SOROT 475

Bedil Perampas Jiwa

Petugas kepolisian menunjukan barang bukti sabu-sabu dan senjata api jenis revolver di Polres Metropolitan Tangerang Kota, Tangerang, Banten
Sumber :
  • ANTARA FOTO/Muhammad Iqbal

VIVA – Dokter Ryan Helmi terus menundukkan kepalanya. Dia menutupi wajahnya dengan baju tahanan berwarna oranye. Tersangka kasus pembunuhan terhadap dokter Lety Sultri itu dijaga ketat sejumlah polisi. 

Hari itu, Senin, 13 November 2017, Helmi menjalani prarekonstruksi pembunuhan terhadap Lety yang tak lain istrinya sendiri. Ada 23 adegan yang diperagakan dokter bidang kecantikan itu. Dimulai dari dia memesan ojek online hingga menembak korban.

Penembakan terjadi di Klinik Azzahra Medical Centre, Jalan Dewi Sartika, Jakarta Timur, Kamis, 9 November 2017. Kejadian bermula ketika Helmi mendatangi Lety di tempat praktiknya tersebut. 

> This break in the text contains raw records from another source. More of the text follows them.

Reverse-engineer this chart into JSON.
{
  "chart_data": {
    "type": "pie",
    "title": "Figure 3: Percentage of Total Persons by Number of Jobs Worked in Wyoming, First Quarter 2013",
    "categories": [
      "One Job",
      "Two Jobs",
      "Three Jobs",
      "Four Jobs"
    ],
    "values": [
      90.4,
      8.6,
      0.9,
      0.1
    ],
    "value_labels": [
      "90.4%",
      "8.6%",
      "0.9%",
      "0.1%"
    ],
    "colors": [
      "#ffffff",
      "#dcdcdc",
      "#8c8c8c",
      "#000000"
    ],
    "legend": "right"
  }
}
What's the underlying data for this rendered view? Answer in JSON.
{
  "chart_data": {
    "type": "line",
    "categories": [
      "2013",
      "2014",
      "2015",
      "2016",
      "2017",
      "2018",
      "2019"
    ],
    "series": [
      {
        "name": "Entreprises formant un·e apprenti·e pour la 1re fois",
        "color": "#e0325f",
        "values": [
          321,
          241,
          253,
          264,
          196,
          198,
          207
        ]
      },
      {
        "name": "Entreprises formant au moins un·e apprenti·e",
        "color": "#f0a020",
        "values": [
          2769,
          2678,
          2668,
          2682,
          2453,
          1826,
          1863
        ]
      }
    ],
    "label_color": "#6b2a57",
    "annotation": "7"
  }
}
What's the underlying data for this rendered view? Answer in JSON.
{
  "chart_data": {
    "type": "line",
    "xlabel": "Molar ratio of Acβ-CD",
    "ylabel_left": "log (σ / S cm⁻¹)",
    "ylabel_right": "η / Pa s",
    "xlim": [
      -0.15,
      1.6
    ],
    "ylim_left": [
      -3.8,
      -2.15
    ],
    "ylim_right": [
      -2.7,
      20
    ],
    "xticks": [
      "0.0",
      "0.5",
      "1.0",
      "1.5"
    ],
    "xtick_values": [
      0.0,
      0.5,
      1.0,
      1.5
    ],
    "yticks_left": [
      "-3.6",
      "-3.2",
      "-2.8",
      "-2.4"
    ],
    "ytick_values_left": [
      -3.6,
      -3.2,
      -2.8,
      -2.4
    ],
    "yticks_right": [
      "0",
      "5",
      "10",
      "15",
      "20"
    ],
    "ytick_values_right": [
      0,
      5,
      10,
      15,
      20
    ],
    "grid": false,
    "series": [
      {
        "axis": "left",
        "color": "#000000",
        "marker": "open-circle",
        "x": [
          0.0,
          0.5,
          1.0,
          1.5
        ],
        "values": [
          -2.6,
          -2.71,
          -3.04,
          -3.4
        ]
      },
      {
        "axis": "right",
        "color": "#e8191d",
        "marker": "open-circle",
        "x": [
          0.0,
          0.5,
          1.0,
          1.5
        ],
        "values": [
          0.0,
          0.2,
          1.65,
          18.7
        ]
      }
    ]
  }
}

Helmi hendak berbicara empat mata dengan istrinya, terkait rencana perceraian mereka yang akan diputus pengadilan pada November 2017. “Tetapi korban tidak mau dan akhirnya pelaku mengeluarkan senjata dari tas," ujar Kepala Bidang Humas Polda Metro Jaya Komisaris Besar Polisi Argo Yuwono, Jumat, 10 November 2017. (Baca juga: Teror Senjata Api)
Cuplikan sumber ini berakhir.